Habillé pour la saison
Conseil d’ami au visiteur : ne pas se laisser tromper par le titre «Vêtements modèles» de la principale expo de reprise. L’établissement n’est pas contaminé par la tourmente des passions éphémères pour la plus belle tenue qui éberluera le badaud et enrichira les compagnies du luxe. C’est même tout le contraire, car on a cherché ici à décrire ce qui persiste à travers les âges dans l’habillement humain, en explorant plus particulièrement cinq pièces quasi archétypiques.
La plus ancienne existait déjà voici quatre millénaires chez les Egyptiens et Grecs de haute époque. Elle portait même les corps, puisqu’il s’agit d’une semelle souple faite de fibre végétale tressée, qui sera ultérieurement désignée comme espadrille.
Cet ancêtre du soulier de sport chaussera les élégants pieds de Grace Kelly, quand Hitchcock la filme dans «La main au collet».
Non moins apprécié des sportifs, le jogging, ou survêtement mou et informe, qui libère le corps des rigidités et réchauffe après l’effort.

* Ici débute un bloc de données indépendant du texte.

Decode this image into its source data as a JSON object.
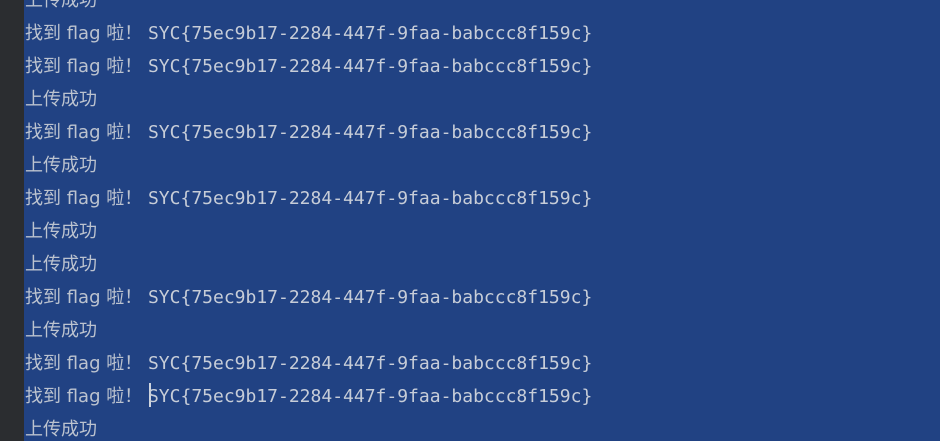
{
  "console": {
    "lines": [
      {
        "type": "success",
        "text": "上传成功"
      },
      {
        "type": "flag",
        "prefix": "找到 flag 啦！ ",
        "flag": "SYC{75ec9b17-2284-447f-9faa-babccc8f159c}"
      },
      {
        "type": "flag",
        "prefix": "找到 flag 啦！ ",
        "flag": "SYC{75ec9b17-2284-447f-9faa-babccc8f159c}"
      },
      {
        "type": "success",
        "text": "上传成功"
      },
      {
        "type": "flag",
        "prefix": "找到 flag 啦！ ",
        "flag": "SYC{75ec9b17-2284-447f-9faa-babccc8f159c}"
      },
      {
        "type": "success",
        "text": "上传成功"
      },
      {
        "type": "flag",
        "prefix": "找到 flag 啦！ ",
        "flag": "SYC{75ec9b17-2284-447f-9faa-babccc8f159c}"
      },
      {
        "type": "success",
        "text": "上传成功"
      },
      {
        "type": "success",
        "text": "上传成功"
      },
      {
        "type": "flag",
        "prefix": "找到 flag 啦！ ",
        "flag": "SYC{75ec9b17-2284-447f-9faa-babccc8f159c}"
      },
      {
        "type": "success",
        "text": "上传成功"
      },
      {
        "type": "flag",
        "prefix": "找到 flag 啦！ ",
        "flag": "SYC{75ec9b17-2284-447f-9faa-babccc8f159c}"
      },
      {
        "type": "flag",
        "prefix": "找到 flag 啦！ ",
        "flag": "SYC{75ec9b17-2284-447f-9faa-babccc8f159c}",
        "caret": true
      },
      {
        "type": "success",
        "text": "上传成功"
      }
    ]
  },
  "colors": {
    "selection": "#214283",
    "background": "#2b2d30",
    "text": "#c7cdd8"
  }
}
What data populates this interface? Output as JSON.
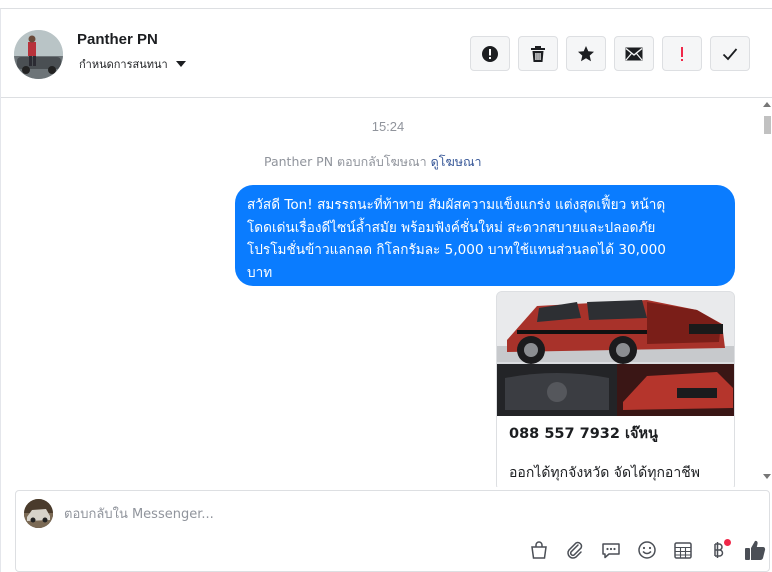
{
  "header": {
    "contact_name": "Panther PN",
    "assign_label": "กำหนดการสนทนา",
    "actions": [
      {
        "name": "mark-spam-button",
        "icon": "exclamation-circle-icon"
      },
      {
        "name": "delete-button",
        "icon": "trash-icon"
      },
      {
        "name": "star-button",
        "icon": "star-icon"
      },
      {
        "name": "mark-unread-button",
        "icon": "envelope-icon"
      },
      {
        "name": "follow-up-button",
        "icon": "red-exclamation-icon"
      },
      {
        "name": "mark-done-button",
        "icon": "checkmark-icon"
      }
    ]
  },
  "conversation": {
    "timestamp": "15:24",
    "reply_note_prefix": "Panther PN ตอบกลับโฆษณา",
    "reply_note_link": "ดูโฆษณา",
    "message_lines": [
      "สวัสดี Ton! สมรรถนะที่ท้าทาย สัมผัสความแข็งแกร่ง แต่งสุดเฟี้ยว หน้าดุ",
      "โดดเด่นเรื่องดีไซน์ล้ำสมัย พร้อมฟังค์ชั่นใหม่ สะดวกสบายและปลอดภัย",
      "โปรโมชั่นข้าวแลกลด กิโลกรัมละ 5,000 บาทใช้แทนส่วนลดได้ 30,000",
      "บาท"
    ],
    "ad_card": {
      "title": "088 557 7932 เจ๊หนู",
      "description": "ออกได้ทุกจังหวัด จัดได้ทุกอาชีพ"
    }
  },
  "composer": {
    "placeholder": "ตอบกลับใน Messenger...",
    "tools": [
      "shopping-bag-icon",
      "paperclip-icon",
      "saved-reply-icon",
      "emoji-icon",
      "appointment-icon",
      "payment-baht-icon",
      "thumbs-up-icon"
    ]
  },
  "colors": {
    "bubble_blue": "#0a7cff",
    "link": "#385898",
    "muted_text": "#90949c",
    "alert_red": "#f02849",
    "like_icon": "#4b4f56"
  }
}
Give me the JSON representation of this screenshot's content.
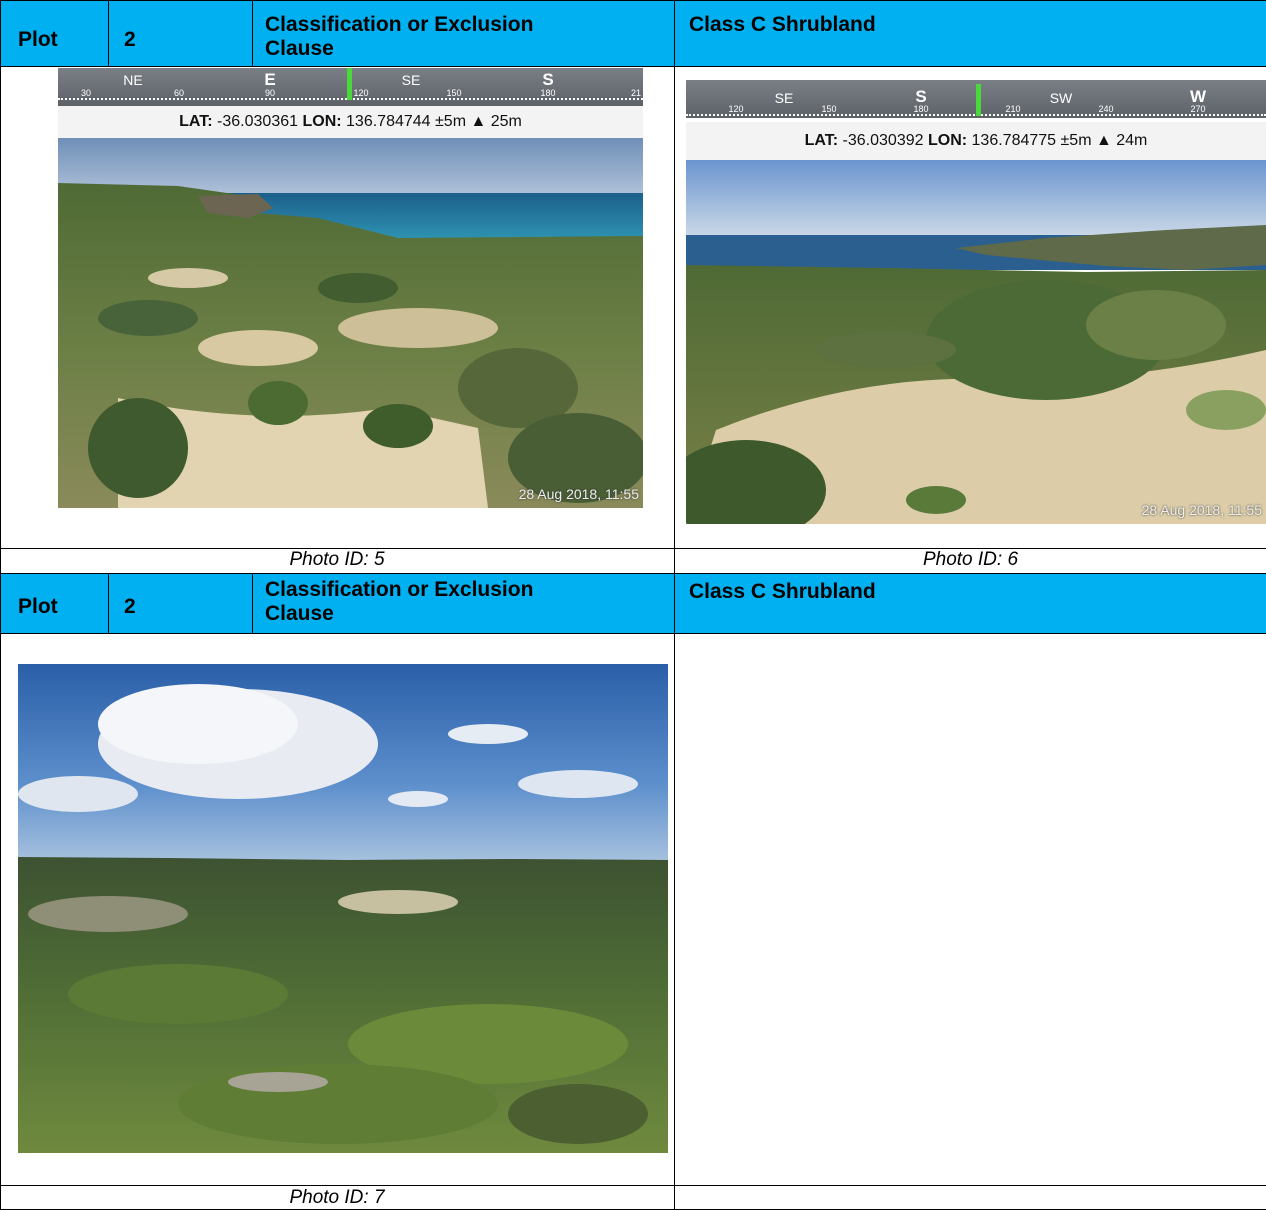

Ce vêtement décontracté qui s’enfile sans bouton ni glissière s’adapte à toutes les morphologies. Si bien qu’on peine à imaginer un vestiaire de jeune marseillais qui en soit actuellement dépourvu. A l’instar de la casquette ou de la capuche, cet habit élastique se porte dans la rue comme à la maison.
Débarder
Autre tenue qui libère, et permet l’effort : le débardeur, ou Marcel, de son petit nom. Un tricot largement décolleté et sans manche. A l’origine, ce maillot de lutteur, ou d’haltérophile, incarne la force et la virilité. Débarder, en effet, c’est décharger des marchandises, et transpirer abondamment. Le boulot du docker ou du camionneur-livreur. Ardemment sexualisé, ce sous-vêtement ne saurait rester apanage masculin.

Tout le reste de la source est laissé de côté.